Grund zur Klage hat Schiffner allerdings nicht. Im Gegenteil. „Wir arbeiten gut mit der Stadt und der SEG zusammen.“ Das sei auch notwendig. „Jeden Tag kann bei so einer Großbaustelle ein neues Problem auftauchen.“ Deswegen komme es darauf an, „dass man an den neuralgischen Punkten schnell reagiert“.

Um Verständnis werben

Reinhardt Kampmann, der Geschäftsführer der städtischen Sanierungs- und Entwicklungsgesellschaft (SEG), weiß um die vielen Probleme und dass bei vielen Anliegern die Nerven blank liegen. Doch er versichert: „Wir nehmen jeden Hinweis ernst.“ Zusammen mit Stadtberater Sven Fries klärt er an einem eigenen Stand die Menschen über die Baustelle auf und wirbt um Verständnis.

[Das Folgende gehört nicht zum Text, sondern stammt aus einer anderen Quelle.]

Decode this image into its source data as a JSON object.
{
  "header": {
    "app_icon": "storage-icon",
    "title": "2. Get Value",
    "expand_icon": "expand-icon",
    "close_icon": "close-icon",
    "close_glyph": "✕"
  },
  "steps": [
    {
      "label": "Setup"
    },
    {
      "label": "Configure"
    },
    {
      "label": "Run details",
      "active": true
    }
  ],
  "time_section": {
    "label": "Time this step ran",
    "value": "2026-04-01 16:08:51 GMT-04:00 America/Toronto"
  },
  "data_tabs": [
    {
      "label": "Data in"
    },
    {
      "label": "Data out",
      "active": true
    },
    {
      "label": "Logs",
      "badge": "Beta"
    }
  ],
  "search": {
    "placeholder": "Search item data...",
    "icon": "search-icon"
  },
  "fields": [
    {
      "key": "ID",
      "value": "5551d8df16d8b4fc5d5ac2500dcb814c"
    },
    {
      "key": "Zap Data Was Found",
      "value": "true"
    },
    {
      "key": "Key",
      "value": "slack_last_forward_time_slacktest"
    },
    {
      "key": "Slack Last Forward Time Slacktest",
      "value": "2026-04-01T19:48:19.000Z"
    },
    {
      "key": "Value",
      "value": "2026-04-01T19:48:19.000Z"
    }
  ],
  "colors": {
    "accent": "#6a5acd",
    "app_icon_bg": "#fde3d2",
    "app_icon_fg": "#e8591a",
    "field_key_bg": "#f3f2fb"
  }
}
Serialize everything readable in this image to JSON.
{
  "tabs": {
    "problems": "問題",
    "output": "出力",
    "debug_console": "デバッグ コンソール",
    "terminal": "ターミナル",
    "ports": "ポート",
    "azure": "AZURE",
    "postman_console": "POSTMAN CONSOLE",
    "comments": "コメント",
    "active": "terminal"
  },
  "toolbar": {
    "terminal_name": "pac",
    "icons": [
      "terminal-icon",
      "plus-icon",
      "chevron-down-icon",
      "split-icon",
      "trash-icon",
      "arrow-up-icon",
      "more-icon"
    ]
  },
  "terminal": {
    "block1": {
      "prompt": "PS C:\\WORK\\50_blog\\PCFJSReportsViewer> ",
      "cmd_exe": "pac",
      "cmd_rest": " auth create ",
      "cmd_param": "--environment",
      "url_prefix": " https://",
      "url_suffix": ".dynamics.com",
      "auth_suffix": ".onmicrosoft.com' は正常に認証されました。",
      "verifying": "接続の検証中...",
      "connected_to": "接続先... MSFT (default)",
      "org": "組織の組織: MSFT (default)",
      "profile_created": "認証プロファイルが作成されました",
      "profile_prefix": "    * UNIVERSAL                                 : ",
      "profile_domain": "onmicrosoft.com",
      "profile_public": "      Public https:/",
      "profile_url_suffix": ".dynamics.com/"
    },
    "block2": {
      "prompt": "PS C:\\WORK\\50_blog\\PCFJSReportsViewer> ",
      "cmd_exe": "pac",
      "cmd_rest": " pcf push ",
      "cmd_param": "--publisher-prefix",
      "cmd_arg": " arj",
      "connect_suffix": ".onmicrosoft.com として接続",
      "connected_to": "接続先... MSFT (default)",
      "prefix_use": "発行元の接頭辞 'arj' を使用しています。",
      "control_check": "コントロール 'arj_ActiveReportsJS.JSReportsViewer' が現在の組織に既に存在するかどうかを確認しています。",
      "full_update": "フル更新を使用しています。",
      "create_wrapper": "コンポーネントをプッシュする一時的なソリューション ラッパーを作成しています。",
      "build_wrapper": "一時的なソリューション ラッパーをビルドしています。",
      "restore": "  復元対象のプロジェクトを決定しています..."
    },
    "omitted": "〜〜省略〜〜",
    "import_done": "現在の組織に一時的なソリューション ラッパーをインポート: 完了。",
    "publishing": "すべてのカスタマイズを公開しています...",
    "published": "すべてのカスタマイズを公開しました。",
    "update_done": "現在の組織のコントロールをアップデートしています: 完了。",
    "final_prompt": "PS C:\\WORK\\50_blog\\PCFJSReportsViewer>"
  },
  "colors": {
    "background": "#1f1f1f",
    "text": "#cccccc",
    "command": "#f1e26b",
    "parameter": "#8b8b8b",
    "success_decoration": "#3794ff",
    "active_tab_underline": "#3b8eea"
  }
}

An einer zentralen Stelle hat die Stadt mit baulichen Veränderungen viele Gemüter beruhigen können. Nach einem EZ-Bericht, der die Gefahren für Grundschüler in der Kaiser- und der Otto-Schuster-Straße offenlegte, wurde reagiert: Ein provisorischer Fußgängerüberweg wurde angelegt. Und entlang des Gehwegs wurden Baken aufgestellt, damit kein Autofahrer beim Begegnungsverkehr mehr darauf ausweichen kann. Doch nicht überall sei so ein Eingriff möglich, erklärt der SEG-Chef. Nicht alle verkehrsrechtlichen Probleme seien so einfach zu lösen.

„Überall Hindernisse – Menschen mit Rollator haben es besonders schwer“, sagt Karin Eberhardt. Die pensionierte Sonderschullehrerin ist fast komplett erblindet, kommt aber selbst erstaunlich gut voran. Wenigstens sei entlang der Baustelle alles gut abgesichert.